Güzel Oğlum'u, diğer bağımlılık anlatılarından ayıran ve dikkatimizi çekmeye yönlendiren şey ise Timothee Chalamet ve Steve Carrel'ın eşsiz performanslarıdır. "Sıkı Dostlar", "Büyük Açık" ve "Foxcatcher" bu sıralar komedinin dışında dramatik roller üstlenen Steve Carrel'ın başarılı örnekleridir. Ruhunu ve kalbini sürekli cevap arayarak yoran ve oğlunu düzeltmeye çalışan bir baba olarak bu filmde de başarısını yineliyor. Nick, her ne kadar mutsuz, agresif ve iletişimden kaçan biri olsa da, onunla ve tedavi süreciyle ilgilenmek istiyorsunuz.

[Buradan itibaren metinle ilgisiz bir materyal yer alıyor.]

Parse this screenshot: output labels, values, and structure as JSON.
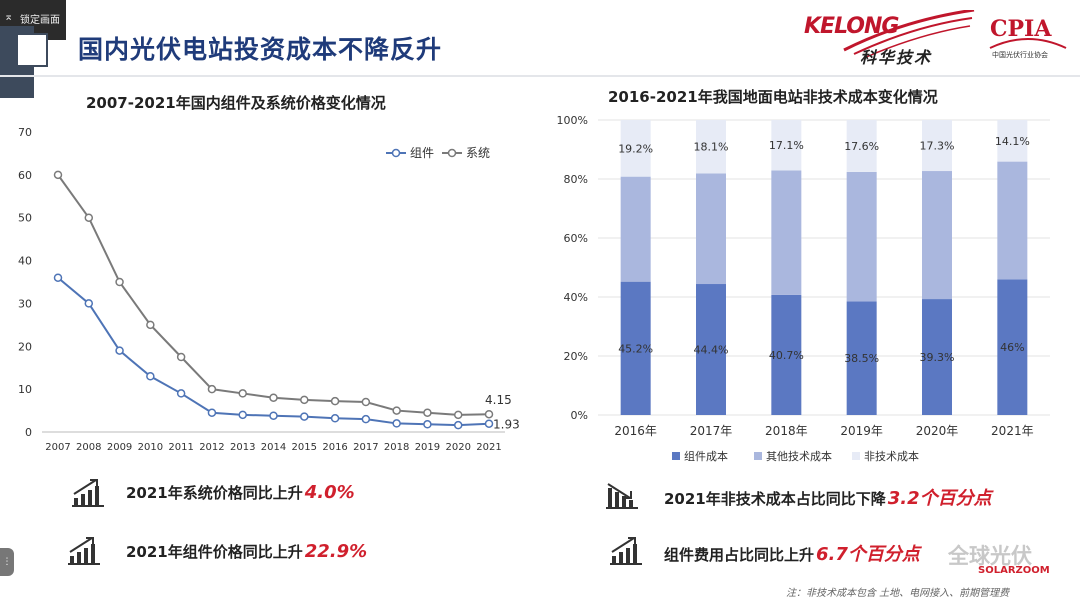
{
  "overlay": {
    "lock_label": "锁定画面"
  },
  "header": {
    "title": "国内光伏电站投资成本不降反升"
  },
  "logos": {
    "kelong": "KELONG",
    "kelong_cn": "科华技术",
    "cpia": "CPIA",
    "cpia_cn": "中国光伏行业协会"
  },
  "colors": {
    "title": "#1f3b7a",
    "accent": "#d0202d",
    "module": "#5b78c2",
    "other_tech": "#aab7de",
    "non_tech": "#e7ebf6",
    "line_module": "#4e74b6",
    "line_system": "#7a7a7a"
  },
  "left_stats": [
    {
      "text": "2021年系统价格同比上升",
      "value": "4.0%"
    },
    {
      "text": "2021年组件价格同比上升",
      "value": "22.9%"
    }
  ],
  "right_stats": [
    {
      "text": "2021年非技术成本占比同比下降",
      "value": "3.2个百分点"
    },
    {
      "text": "组件费用占比同比上升",
      "value": "6.7个百分点"
    }
  ],
  "footnote": "注：非技术成本包含 土地、电网接入、前期管理费",
  "watermark": {
    "name": "全球光伏",
    "site": "SOLARZOOM"
  },
  "chart_data": [
    {
      "type": "line",
      "title": "2007-2021年国内组件及系统价格变化情况",
      "x": [
        "2007",
        "2008",
        "2009",
        "2010",
        "2011",
        "2012",
        "2013",
        "2014",
        "2015",
        "2016",
        "2017",
        "2018",
        "2019",
        "2020",
        "2021"
      ],
      "ylim": [
        0,
        70
      ],
      "yticks": [
        0,
        10,
        20,
        30,
        40,
        50,
        60,
        70
      ],
      "grid": false,
      "legend": "top-right",
      "series": [
        {
          "name": "组件",
          "values": [
            36,
            30,
            19,
            13,
            9,
            4.5,
            4,
            3.8,
            3.6,
            3.2,
            3,
            2,
            1.8,
            1.6,
            1.93
          ]
        },
        {
          "name": "系统",
          "values": [
            60,
            50,
            35,
            25,
            17.5,
            10,
            9,
            8,
            7.5,
            7.2,
            7,
            5,
            4.5,
            4,
            4.15
          ]
        }
      ],
      "annotations": [
        {
          "series": "系统",
          "x": "2021",
          "label": "4.15"
        },
        {
          "series": "组件",
          "x": "2021",
          "label": "1.93"
        }
      ]
    },
    {
      "type": "bar",
      "stacked": true,
      "title": "2016-2021年我国地面电站非技术成本变化情况",
      "categories": [
        "2016年",
        "2017年",
        "2018年",
        "2019年",
        "2020年",
        "2021年"
      ],
      "ylim": [
        0,
        100
      ],
      "yticks": [
        "0%",
        "20%",
        "40%",
        "60%",
        "80%",
        "100%"
      ],
      "grid": true,
      "legend": "bottom",
      "series": [
        {
          "name": "组件成本",
          "values": [
            45.2,
            44.4,
            40.7,
            38.5,
            39.3,
            46
          ],
          "labels": [
            "45.2%",
            "44.4%",
            "40.7%",
            "38.5%",
            "39.3%",
            "46%"
          ]
        },
        {
          "name": "其他技术成本",
          "values": [
            35.6,
            37.5,
            42.2,
            43.9,
            43.4,
            39.9
          ]
        },
        {
          "name": "非技术成本",
          "values": [
            19.2,
            18.1,
            17.1,
            17.6,
            17.3,
            14.1
          ],
          "labels": [
            "19.2%",
            "18.1%",
            "17.1%",
            "17.6%",
            "17.3%",
            "14.1%"
          ]
        }
      ]
    }
  ]
}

Bir baba ve anne olarak David ve Vicky, her zaman ne olursa olsun iki küçük çocuğun yardımına koşmaya hazır ilgili ebeveynlerdir. David'in, bir baba olarak Nick'i kurtarabilecek kişi olamayacağını fark etmesi çok şaşırtıcı bir andır; kendi oğlunu bağımlılıktan kurtarmanın tek yolu Nick'in kendi başına bu süreci üstlenmesidir. Nick'in annesi Vicky ise oğlunun hastalığı için nereye başvuracağını bilemeyen ve çözüm bulamayan bir ebeveynin acizliğini ve endişeli halini başarılı bir şekilde sunar.
Film, bazı anlarda kafaları karıştırıyor; ani bir şekilde zaman içerisinde bir ileri bir geri giden hikaye örgüsü, nerede başarısız olduğunu ve çocuğunu nerede kaybettiğini bulmaya çalışan bir baba. "Nerede yanlış yaptı?"
Hikayeyi izlemeden önce David ve Nick'in yaşamını göz önüne getirir ve kelimelere dökecek olursak, David cevabı bulmadan önce belki de biz buna dışarıdan daha kolay ulaşırız. Sosyoekonomik olarak orta halli, maddi kaygılardan uzak bir aile, Kaliforniya'daki banliyölerden birinde yaşıyor. David başarılı bir yazar ve Karren ise başarılı bir ressam, muhteşem bir evde muhteşem bir hayat yaşarlar.
Bu, Nick'in problemleriyle daha kolay bir şekilde ilişki kurmamıza izin veriyor mu, yoksa filmi bağımlılığa dikkat çekici bir masal haline mi getiriyor? Bağımlılık salgınının sınıfla veya insan ırkıyla sınırlı bir şey olmadığını mı anlatmaya çalışıyor?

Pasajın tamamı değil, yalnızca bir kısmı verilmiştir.